Skip to content

Auto warmup Ready node guard

Motivation

AKS can report powerState=Running and the expected ARM node count before every Kubernetes workload node is Ready. The auto-warmup reconciler used ARM readiness only, so it could enqueue a 10-node database warmup while only 8 workload nodes were Ready. warmup_database then logged the mismatch but still created an 8-way warmup plan.

User-facing change

Auto warmup now waits until all expected workload nodes are Ready before enqueueing database warmup. If AKS was started from Azure Portal and only part of the workload pool is Ready, the reconcile result records waiting_for_warmup_nodes with expected_node_count, ready_node_count, and the reason waiting for all warmup nodes.

Manual warmup remains intentionally relaxed by default: a user-triggered warmup can still run against the currently Ready nodes.
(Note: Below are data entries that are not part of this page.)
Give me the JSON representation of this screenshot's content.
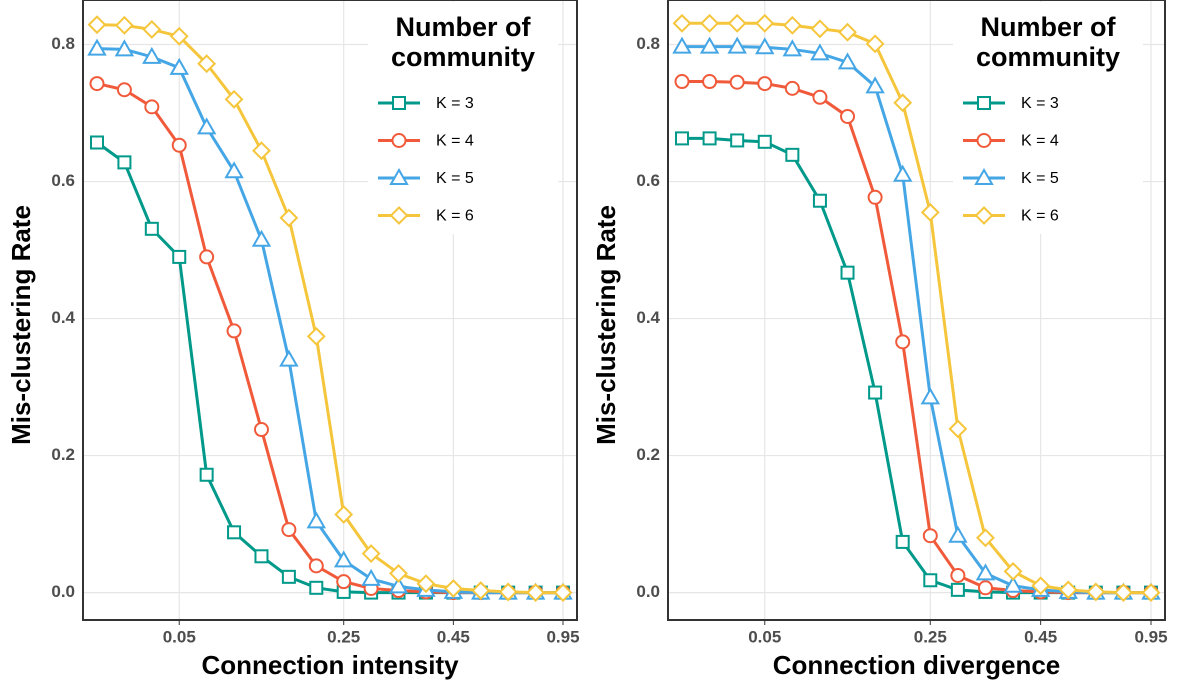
{
  "chart_data": [
    {
      "type": "line",
      "x_label": "Connection intensity",
      "y_label": "Mis-clustering Rate",
      "legend_title": "Number of community",
      "categories": [
        null,
        null,
        null,
        "0.05",
        null,
        null,
        null,
        null,
        null,
        "0.25",
        null,
        null,
        null,
        "0.45",
        null,
        null,
        null,
        "0.95"
      ],
      "ylim": [
        -0.04,
        0.865
      ],
      "yticks": [
        {
          "value": 0,
          "label": "0.0"
        },
        0.2,
        0.4,
        0.6,
        0.8
      ],
      "grid": true,
      "series": [
        {
          "name": "K = 3",
          "color": "#00998a",
          "marker": "square",
          "values": [
            0.657,
            0.628,
            0.531,
            0.49,
            0.172,
            0.088,
            0.053,
            0.023,
            0.007,
            0.001,
            0,
            0,
            0,
            0,
            0,
            0,
            0,
            0
          ]
        },
        {
          "name": "K = 4",
          "color": "#f05a3a",
          "marker": "circle",
          "values": [
            0.743,
            0.734,
            0.709,
            0.653,
            0.49,
            0.382,
            0.238,
            0.092,
            0.039,
            0.016,
            0.006,
            0.003,
            0.001,
            0,
            0,
            0,
            0,
            0
          ]
        },
        {
          "name": "K = 5",
          "color": "#45a6e6",
          "marker": "triangle",
          "values": [
            0.794,
            0.793,
            0.782,
            0.766,
            0.679,
            0.615,
            0.515,
            0.34,
            0.104,
            0.047,
            0.02,
            0.009,
            0.004,
            0.001,
            0,
            0,
            0,
            0
          ]
        },
        {
          "name": "K = 6",
          "color": "#f5c63c",
          "marker": "diamond",
          "values": [
            0.829,
            0.828,
            0.822,
            0.812,
            0.772,
            0.72,
            0.645,
            0.547,
            0.374,
            0.114,
            0.057,
            0.028,
            0.013,
            0.006,
            0.003,
            0.001,
            0,
            0
          ]
        }
      ]
    },
    {
      "type": "line",
      "x_label": "Connection divergence",
      "y_label": "Mis-clustering Rate",
      "legend_title": "Number of community",
      "categories": [
        null,
        null,
        null,
        "0.05",
        null,
        null,
        null,
        null,
        null,
        "0.25",
        null,
        null,
        null,
        "0.45",
        null,
        null,
        null,
        "0.95"
      ],
      "ylim": [
        -0.04,
        0.865
      ],
      "yticks": [
        {
          "value": 0,
          "label": "0.0"
        },
        0.2,
        0.4,
        0.6,
        0.8
      ],
      "grid": true,
      "series": [
        {
          "name": "K = 3",
          "color": "#00998a",
          "marker": "square",
          "values": [
            0.663,
            0.663,
            0.66,
            0.658,
            0.639,
            0.572,
            0.467,
            0.292,
            0.074,
            0.018,
            0.004,
            0.001,
            0,
            0,
            0,
            0,
            0,
            0
          ]
        },
        {
          "name": "K = 4",
          "color": "#f05a3a",
          "marker": "circle",
          "values": [
            0.746,
            0.746,
            0.745,
            0.743,
            0.736,
            0.723,
            0.695,
            0.577,
            0.366,
            0.083,
            0.025,
            0.007,
            0.003,
            0.001,
            0,
            0,
            0,
            0
          ]
        },
        {
          "name": "K = 5",
          "color": "#45a6e6",
          "marker": "triangle",
          "values": [
            0.797,
            0.797,
            0.797,
            0.796,
            0.793,
            0.787,
            0.774,
            0.739,
            0.61,
            0.285,
            0.083,
            0.028,
            0.01,
            0.004,
            0.001,
            0,
            0,
            0
          ]
        },
        {
          "name": "K = 6",
          "color": "#f5c63c",
          "marker": "diamond",
          "values": [
            0.831,
            0.831,
            0.831,
            0.831,
            0.828,
            0.823,
            0.818,
            0.801,
            0.715,
            0.555,
            0.239,
            0.08,
            0.031,
            0.01,
            0.004,
            0.001,
            0,
            0
          ]
        }
      ]
    }
  ]
}
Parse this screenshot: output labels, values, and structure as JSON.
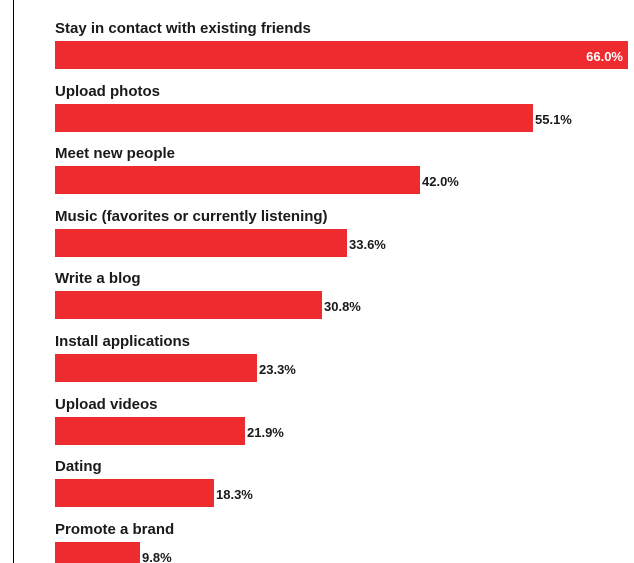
{
  "chart_data": {
    "type": "bar",
    "orientation": "horizontal",
    "categories": [
      "Stay in contact with existing friends",
      "Upload photos",
      "Meet new people",
      "Music (favorites or currently listening)",
      "Write a blog",
      "Install applications",
      "Upload videos",
      "Dating",
      "Promote a brand"
    ],
    "values": [
      66.0,
      55.1,
      42.0,
      33.6,
      30.8,
      23.3,
      21.9,
      18.3,
      9.8
    ],
    "value_labels": [
      "66.0%",
      "55.1%",
      "42.0%",
      "33.6%",
      "30.8%",
      "23.3%",
      "21.9%",
      "18.3%",
      "9.8%"
    ],
    "title": "",
    "xlabel": "",
    "ylabel": "",
    "xlim": [
      0,
      66.0
    ],
    "grid": false,
    "legend": "none",
    "colors": {
      "bar": "#ee2b2e",
      "text": "#1a1a1a",
      "inside_label": "#ffffff"
    }
  }
}
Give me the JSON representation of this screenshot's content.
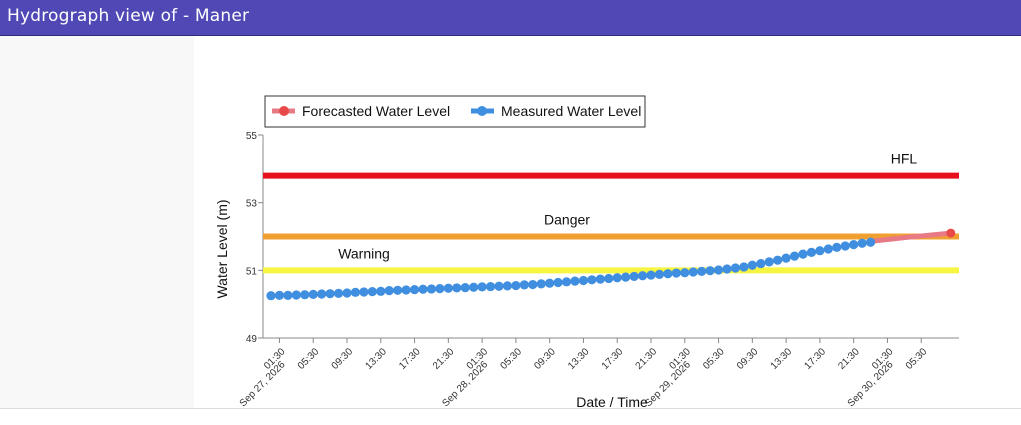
{
  "header": {
    "title": "Hydrograph view of - Maner"
  },
  "chart_data": {
    "type": "line",
    "title": "",
    "xlabel": "Date / Time",
    "ylabel": "Water Level (m)",
    "ylim": [
      49,
      55
    ],
    "y_ticks": [
      "49",
      "51",
      "53",
      "55"
    ],
    "grid": false,
    "legend_placement": "top-left",
    "x_ticks": [
      {
        "label": "01:30",
        "sub": "Sep 27, 2026"
      },
      {
        "label": "05:30"
      },
      {
        "label": "09:30"
      },
      {
        "label": "13:30"
      },
      {
        "label": "17:30"
      },
      {
        "label": "21:30"
      },
      {
        "label": "01:30",
        "sub": "Sep 28, 2026"
      },
      {
        "label": "05:30"
      },
      {
        "label": "09:30"
      },
      {
        "label": "13:30"
      },
      {
        "label": "17:30"
      },
      {
        "label": "21:30"
      },
      {
        "label": "01:30",
        "sub": "Sep 29, 2026"
      },
      {
        "label": "05:30"
      },
      {
        "label": "09:30"
      },
      {
        "label": "13:30"
      },
      {
        "label": "17:30"
      },
      {
        "label": "21:30"
      },
      {
        "label": "01:30",
        "sub": "Sep 30, 2026"
      },
      {
        "label": "05:30"
      }
    ],
    "x_tick_hours": [
      0,
      4,
      8,
      12,
      16,
      20,
      24,
      28,
      32,
      36,
      40,
      44,
      48,
      52,
      56,
      60,
      64,
      68,
      72,
      76
    ],
    "x_range_hours": [
      -1,
      80
    ],
    "thresholds": [
      {
        "label": "HFL",
        "value": 53.8,
        "color": "#e8101c"
      },
      {
        "label": "Danger",
        "value": 52.0,
        "color": "#f0a030"
      },
      {
        "label": "Warning",
        "value": 51.0,
        "color": "#f5f542"
      }
    ],
    "series": [
      {
        "name": "Forecasted Water Level",
        "color": "#e84a4a",
        "line_color": "#e87a86",
        "x_hours": [
          70.5,
          74.5,
          79.5
        ],
        "values": [
          51.87,
          51.98,
          52.1
        ]
      },
      {
        "name": "Measured Water Level",
        "color": "#3f8ee0",
        "x_hours": [
          -1,
          0,
          1,
          2,
          3,
          4,
          5,
          6,
          7,
          8,
          9,
          10,
          11,
          12,
          13,
          14,
          15,
          16,
          17,
          18,
          19,
          20,
          21,
          22,
          23,
          24,
          25,
          26,
          27,
          28,
          29,
          30,
          31,
          32,
          33,
          34,
          35,
          36,
          37,
          38,
          39,
          40,
          41,
          42,
          43,
          44,
          45,
          46,
          47,
          48,
          49,
          50,
          51,
          52,
          53,
          54,
          55,
          56,
          57,
          58,
          59,
          60,
          61,
          62,
          63,
          64,
          65,
          66,
          67,
          68,
          69,
          70
        ],
        "values": [
          50.25,
          50.26,
          50.26,
          50.27,
          50.28,
          50.29,
          50.3,
          50.31,
          50.32,
          50.33,
          50.35,
          50.36,
          50.37,
          50.38,
          50.4,
          50.41,
          50.42,
          50.43,
          50.44,
          50.45,
          50.46,
          50.47,
          50.48,
          50.49,
          50.5,
          50.51,
          50.52,
          50.53,
          50.54,
          50.55,
          50.57,
          50.58,
          50.6,
          50.62,
          50.64,
          50.66,
          50.68,
          50.7,
          50.72,
          50.74,
          50.76,
          50.78,
          50.8,
          50.82,
          50.84,
          50.86,
          50.88,
          50.9,
          50.92,
          50.93,
          50.95,
          50.97,
          50.99,
          51.01,
          51.04,
          51.07,
          51.1,
          51.15,
          51.2,
          51.25,
          51.3,
          51.36,
          51.42,
          51.48,
          51.53,
          51.58,
          51.63,
          51.68,
          51.72,
          51.76,
          51.8,
          51.83
        ]
      }
    ]
  }
}
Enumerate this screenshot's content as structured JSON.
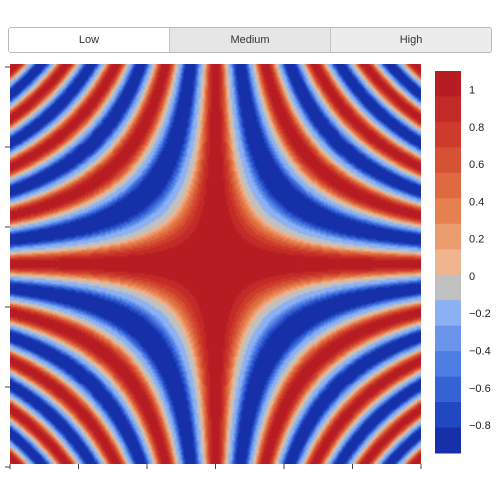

The strict guard is enabled for auto-warmup tasks via require_all_warmup_nodes=true.

API / IaC diff summary

  • Added a Kubernetes Ready workload-node gate behind api.tasks.storage.reconcile_auto_warmup; the policy now lives in api.services.auto_warmup_reconcile.
  • Auto warmup expected node count is AutoWarmupPreference.num_nodes when configured, otherwise the ARM node_count.
  • Added a strict require_all_warmup_nodes option to warmup_database; auto-warmup passes it, manual warmup does not.
  • When strict mode sees fewer Ready nodes than requested, warmup_database returns status=deferred, records phase waiting_for_warmup_nodes, and does not call build_warmup_job_plan.
  • No IaC changes.

Validation evidence

  • PYTHONPATH=$PWD uv run pytest -q api/tests/test_auto_warmup.py -> 9 passed.
  • PYTHONPATH=$PWD uv run pytest -q api/tests/test_warmup_route.py api/tests/test_warmup_jobs.py -> 29 passed.
  • uv run ruff check api/tasks/storage.py api/tests/test_auto_warmup.py -> all checks passed.
  • uv run ruff check api -> all checks passed.
  • PYTHONPATH=$PWD uv run pytest -q api/tests -> 710 passed.